When it comes to dementia, at the DC we’re always trying to think of new ways to help and foster as much independence to a person with dementia as possible. Let life be as great as it can be and let’s live well with dementia.
As eating and drinking may become difficult over time and a person progresses into late-stage dementia, drinking aids may well be required. We’ve talked before about the Eatwell set. But what if spilling is becoming more commonplace? Finding a cup you can fully tip upside down and allow to fall to the floor without spilling a drop may be a stretch, no?
No…Behold!: The Kennedy Cup. Spill proof and can be used in conjunction with Pat Saunders One Way Drinking Straws, making it easier than ever to drink alone and also we might add, to drink. Many illnesses and hospital stays can be attributed to not drinking enough. Recently my Mother was admitted to hospital with Sepsis (blood poisoning) from having had a urine infection that went unnoticed. Urine infections can happen of course and if one has a catheter, this can occur but drinking regularly to flush out toxins does help and can prevent urine infections in most cases.

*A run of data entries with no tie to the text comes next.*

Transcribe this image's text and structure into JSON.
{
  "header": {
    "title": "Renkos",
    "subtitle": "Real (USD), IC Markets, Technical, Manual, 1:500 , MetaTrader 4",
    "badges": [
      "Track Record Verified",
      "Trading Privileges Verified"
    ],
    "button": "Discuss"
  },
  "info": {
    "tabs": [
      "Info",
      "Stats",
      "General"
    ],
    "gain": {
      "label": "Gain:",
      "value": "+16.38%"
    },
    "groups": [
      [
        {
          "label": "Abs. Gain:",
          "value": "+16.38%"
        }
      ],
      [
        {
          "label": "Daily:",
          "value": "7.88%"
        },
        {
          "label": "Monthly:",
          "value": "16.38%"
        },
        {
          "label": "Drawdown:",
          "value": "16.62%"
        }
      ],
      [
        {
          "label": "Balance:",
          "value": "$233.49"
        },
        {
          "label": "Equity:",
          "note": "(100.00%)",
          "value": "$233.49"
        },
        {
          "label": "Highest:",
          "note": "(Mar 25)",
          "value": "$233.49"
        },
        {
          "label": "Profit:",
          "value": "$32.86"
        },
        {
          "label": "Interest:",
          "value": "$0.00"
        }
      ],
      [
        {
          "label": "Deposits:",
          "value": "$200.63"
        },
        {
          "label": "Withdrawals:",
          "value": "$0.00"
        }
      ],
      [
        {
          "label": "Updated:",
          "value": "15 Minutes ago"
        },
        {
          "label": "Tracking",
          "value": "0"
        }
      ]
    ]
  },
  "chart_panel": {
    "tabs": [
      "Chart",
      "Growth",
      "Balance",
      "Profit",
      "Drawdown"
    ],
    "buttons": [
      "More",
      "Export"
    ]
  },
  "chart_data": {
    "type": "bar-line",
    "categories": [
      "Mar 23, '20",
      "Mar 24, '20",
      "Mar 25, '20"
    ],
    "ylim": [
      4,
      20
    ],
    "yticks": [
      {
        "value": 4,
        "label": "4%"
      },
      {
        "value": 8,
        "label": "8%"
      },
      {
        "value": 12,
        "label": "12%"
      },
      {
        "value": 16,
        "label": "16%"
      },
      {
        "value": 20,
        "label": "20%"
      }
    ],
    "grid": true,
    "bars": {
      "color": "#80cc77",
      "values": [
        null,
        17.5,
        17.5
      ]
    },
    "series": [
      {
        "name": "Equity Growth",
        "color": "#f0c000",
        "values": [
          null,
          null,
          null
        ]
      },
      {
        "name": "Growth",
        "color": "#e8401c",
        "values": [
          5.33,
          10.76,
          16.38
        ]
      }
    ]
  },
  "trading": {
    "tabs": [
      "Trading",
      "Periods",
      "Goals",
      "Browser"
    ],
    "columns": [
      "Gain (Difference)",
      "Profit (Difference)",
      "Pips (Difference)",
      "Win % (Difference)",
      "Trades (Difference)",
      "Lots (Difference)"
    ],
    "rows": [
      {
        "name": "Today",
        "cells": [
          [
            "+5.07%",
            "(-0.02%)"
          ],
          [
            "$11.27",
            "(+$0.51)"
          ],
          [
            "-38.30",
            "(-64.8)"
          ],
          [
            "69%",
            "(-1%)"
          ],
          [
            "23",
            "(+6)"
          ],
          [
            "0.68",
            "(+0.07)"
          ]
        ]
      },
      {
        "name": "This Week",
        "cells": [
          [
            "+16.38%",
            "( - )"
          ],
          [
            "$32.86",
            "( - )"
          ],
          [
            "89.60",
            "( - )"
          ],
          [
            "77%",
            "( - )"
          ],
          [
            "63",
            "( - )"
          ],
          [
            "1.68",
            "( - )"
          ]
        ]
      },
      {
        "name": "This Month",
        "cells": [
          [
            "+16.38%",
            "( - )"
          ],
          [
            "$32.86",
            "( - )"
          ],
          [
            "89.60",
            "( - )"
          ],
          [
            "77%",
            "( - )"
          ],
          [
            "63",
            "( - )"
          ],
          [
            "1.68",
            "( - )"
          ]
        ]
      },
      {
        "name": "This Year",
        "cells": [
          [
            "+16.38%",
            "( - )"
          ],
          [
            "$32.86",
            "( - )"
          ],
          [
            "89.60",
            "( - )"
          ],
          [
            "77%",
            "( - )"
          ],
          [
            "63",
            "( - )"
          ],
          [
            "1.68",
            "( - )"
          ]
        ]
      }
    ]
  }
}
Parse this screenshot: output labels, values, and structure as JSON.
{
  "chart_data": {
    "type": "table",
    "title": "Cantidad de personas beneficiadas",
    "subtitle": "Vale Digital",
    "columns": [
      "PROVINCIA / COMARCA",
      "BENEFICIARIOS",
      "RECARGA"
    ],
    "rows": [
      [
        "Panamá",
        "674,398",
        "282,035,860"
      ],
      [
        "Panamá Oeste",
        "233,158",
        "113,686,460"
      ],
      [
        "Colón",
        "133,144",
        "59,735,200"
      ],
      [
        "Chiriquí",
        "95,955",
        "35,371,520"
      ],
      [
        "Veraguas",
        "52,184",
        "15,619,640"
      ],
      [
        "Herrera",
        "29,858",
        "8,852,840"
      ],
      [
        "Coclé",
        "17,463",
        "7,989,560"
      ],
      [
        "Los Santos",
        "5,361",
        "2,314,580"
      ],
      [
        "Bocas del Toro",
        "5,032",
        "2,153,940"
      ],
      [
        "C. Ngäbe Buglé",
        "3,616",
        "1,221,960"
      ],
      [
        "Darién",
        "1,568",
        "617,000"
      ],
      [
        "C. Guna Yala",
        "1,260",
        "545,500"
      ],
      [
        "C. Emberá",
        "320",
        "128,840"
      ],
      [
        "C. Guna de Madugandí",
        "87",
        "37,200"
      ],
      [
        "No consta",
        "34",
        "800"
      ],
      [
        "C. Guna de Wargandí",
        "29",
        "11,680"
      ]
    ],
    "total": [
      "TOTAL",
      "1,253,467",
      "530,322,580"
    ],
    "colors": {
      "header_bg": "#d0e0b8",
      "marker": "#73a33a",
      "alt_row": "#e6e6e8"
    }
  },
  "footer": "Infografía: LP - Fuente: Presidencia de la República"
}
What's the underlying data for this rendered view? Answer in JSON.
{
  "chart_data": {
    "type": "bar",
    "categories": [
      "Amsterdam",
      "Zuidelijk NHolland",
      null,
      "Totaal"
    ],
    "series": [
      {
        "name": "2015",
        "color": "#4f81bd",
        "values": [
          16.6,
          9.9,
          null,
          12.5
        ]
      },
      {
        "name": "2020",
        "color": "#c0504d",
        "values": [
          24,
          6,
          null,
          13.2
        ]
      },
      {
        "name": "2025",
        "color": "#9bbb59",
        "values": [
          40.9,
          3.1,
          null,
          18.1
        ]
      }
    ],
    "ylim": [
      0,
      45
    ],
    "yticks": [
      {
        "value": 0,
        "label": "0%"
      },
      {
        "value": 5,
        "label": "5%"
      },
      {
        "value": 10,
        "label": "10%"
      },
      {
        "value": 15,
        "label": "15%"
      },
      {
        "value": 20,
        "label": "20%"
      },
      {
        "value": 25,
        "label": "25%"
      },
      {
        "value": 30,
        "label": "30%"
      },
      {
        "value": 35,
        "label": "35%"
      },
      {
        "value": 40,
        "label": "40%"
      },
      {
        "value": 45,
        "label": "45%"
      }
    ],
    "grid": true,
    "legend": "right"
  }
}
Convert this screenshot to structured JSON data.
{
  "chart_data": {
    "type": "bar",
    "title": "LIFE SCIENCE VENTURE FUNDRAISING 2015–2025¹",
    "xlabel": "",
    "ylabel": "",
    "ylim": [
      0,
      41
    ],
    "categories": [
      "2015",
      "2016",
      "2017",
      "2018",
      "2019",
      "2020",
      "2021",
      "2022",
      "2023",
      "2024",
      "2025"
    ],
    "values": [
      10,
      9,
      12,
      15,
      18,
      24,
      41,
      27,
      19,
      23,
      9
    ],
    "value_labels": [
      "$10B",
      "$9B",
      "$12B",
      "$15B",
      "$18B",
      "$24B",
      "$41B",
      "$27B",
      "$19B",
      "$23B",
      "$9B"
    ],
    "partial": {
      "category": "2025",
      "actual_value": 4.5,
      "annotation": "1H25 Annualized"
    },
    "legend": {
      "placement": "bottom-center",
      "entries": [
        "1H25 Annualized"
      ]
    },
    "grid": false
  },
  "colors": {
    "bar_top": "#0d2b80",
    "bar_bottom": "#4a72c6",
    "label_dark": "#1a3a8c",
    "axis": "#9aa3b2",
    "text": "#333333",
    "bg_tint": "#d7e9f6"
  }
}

Cranberry juice is great for most water-related infections. We are advised as adults to drink 2 litres per day of water but if you don’t like water, juice or flavoured water is better than nothing at all! For someone who doesn’t move around as much and who could be bed-bound, 1 litre may suffice (always ask your GP). The Kennedy Cup holds around 90ml. With a 1,000ml in a litre, around 11 cups of juice per day in the Kennedy Cup would see you reaching your goal of 1L. Seems a lot doesn’t it? It really isn’t if you space it out over 8 hours.
I bought the Kennedy Cup and Pat Saunders One Way Drinking Straws for my Mother who is in late stage dementia and one of her carers told me recently: That cup is the best thing ever!
For those who may want to drink without having to wait or ask there is also: The Hydrant Bottle. We would always advise any carer to be careful not to present a choking hazard if used unaccompanied.